Né de race patricienne, à Loches, en Touraine, mousquetaire du roi, puis capitaine d’infanterie, le comte Alfred de Vigny se retira du service en 1828, pour se vouer plus librement à la poésie. La Bible, Homère, le Dante, Milton et Ossian furent les sources préférées de son inspiration. Eloa, Moïse et Dolorida le classèrent dans l’école romantique où il se distingua, non par l’audace militante, mais par un talent épris de l’idéal, et sous lequel apparaît un penseur en même temps qu’un artiste. Son roman de Cinq Mars (1826), qui eut le tort de travestir l’histoire et de calomnier la mémoire de Richelieu, se fit pardonner de graves défauts par l’intérêt dramatique de ses peintures et la vivacité de leurs couleurs.
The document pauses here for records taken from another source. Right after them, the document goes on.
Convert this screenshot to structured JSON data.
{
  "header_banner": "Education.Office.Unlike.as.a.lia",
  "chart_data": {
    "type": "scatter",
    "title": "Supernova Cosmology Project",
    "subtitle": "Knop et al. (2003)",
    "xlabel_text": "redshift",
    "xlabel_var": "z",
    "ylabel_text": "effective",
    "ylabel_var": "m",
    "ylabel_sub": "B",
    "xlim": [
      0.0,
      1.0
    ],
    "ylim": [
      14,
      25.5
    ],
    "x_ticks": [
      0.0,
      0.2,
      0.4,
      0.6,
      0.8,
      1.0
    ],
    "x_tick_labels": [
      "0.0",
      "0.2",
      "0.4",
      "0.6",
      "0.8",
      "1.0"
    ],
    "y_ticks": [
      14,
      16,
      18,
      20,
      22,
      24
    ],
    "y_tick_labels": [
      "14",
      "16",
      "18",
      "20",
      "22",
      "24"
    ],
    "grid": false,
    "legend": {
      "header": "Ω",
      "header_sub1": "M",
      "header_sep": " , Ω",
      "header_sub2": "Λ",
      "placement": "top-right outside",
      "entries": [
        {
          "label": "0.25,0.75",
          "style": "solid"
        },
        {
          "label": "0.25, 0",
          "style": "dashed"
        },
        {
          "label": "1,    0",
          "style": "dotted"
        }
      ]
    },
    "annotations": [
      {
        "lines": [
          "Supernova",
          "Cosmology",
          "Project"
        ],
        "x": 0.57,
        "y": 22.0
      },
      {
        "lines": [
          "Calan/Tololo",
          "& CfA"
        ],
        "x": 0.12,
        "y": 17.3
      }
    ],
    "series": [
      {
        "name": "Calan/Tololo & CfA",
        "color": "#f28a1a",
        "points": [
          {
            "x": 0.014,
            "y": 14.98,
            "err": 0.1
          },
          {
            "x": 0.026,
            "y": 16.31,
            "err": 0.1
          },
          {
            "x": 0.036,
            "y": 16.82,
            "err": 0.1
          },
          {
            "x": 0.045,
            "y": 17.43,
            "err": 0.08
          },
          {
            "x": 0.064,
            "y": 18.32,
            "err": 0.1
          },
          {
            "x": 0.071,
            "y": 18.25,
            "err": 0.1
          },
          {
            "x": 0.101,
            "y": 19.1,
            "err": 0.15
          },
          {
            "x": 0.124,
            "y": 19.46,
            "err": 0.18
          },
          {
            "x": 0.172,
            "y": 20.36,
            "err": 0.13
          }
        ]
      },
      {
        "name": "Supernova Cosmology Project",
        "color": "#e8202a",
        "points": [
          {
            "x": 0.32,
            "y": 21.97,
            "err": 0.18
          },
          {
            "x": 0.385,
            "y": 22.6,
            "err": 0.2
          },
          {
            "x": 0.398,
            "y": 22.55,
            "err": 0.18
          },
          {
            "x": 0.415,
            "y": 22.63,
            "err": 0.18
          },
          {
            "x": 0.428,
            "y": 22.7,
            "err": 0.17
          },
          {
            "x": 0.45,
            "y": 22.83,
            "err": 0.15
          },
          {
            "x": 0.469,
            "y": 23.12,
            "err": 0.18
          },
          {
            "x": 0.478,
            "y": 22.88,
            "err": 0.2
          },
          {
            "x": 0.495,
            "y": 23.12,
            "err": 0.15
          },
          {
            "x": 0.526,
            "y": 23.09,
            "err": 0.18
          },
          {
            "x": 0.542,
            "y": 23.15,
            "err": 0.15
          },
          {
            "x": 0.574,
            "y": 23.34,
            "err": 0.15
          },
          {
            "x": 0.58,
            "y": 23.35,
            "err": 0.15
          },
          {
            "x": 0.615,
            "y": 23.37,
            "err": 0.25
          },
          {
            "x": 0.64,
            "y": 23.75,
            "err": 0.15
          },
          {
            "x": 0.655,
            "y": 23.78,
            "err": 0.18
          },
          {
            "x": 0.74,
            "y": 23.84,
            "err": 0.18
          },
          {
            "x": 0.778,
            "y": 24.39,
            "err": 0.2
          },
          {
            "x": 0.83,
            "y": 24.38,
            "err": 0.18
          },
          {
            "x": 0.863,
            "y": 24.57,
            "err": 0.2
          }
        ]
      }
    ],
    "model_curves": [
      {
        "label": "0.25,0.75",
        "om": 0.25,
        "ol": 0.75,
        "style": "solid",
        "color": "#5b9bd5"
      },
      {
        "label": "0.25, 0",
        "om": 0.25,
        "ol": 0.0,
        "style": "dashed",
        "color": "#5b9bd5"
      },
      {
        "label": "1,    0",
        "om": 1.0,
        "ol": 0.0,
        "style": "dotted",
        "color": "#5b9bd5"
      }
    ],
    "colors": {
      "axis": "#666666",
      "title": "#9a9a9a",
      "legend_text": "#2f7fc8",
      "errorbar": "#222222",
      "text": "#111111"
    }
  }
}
Dans les récits réunis sous le titre de Grandeur et servitude militaires, il représente la lutte de l’honneur et de la raison, du devoir et de l’humanité : ce fut un succès d’attendrissement. Il essaya aussi du théâtre, et y remporta une victoire unique, mais mémorable. On applaudit dans Chatterton (1835) des beautés émouvantes, mais un peu maladives, qui touchent les nerfs plus que le cœur. Une tristesse hautaine et stoïque est le ton habituel de son recueil posthume intitulé les Destinées.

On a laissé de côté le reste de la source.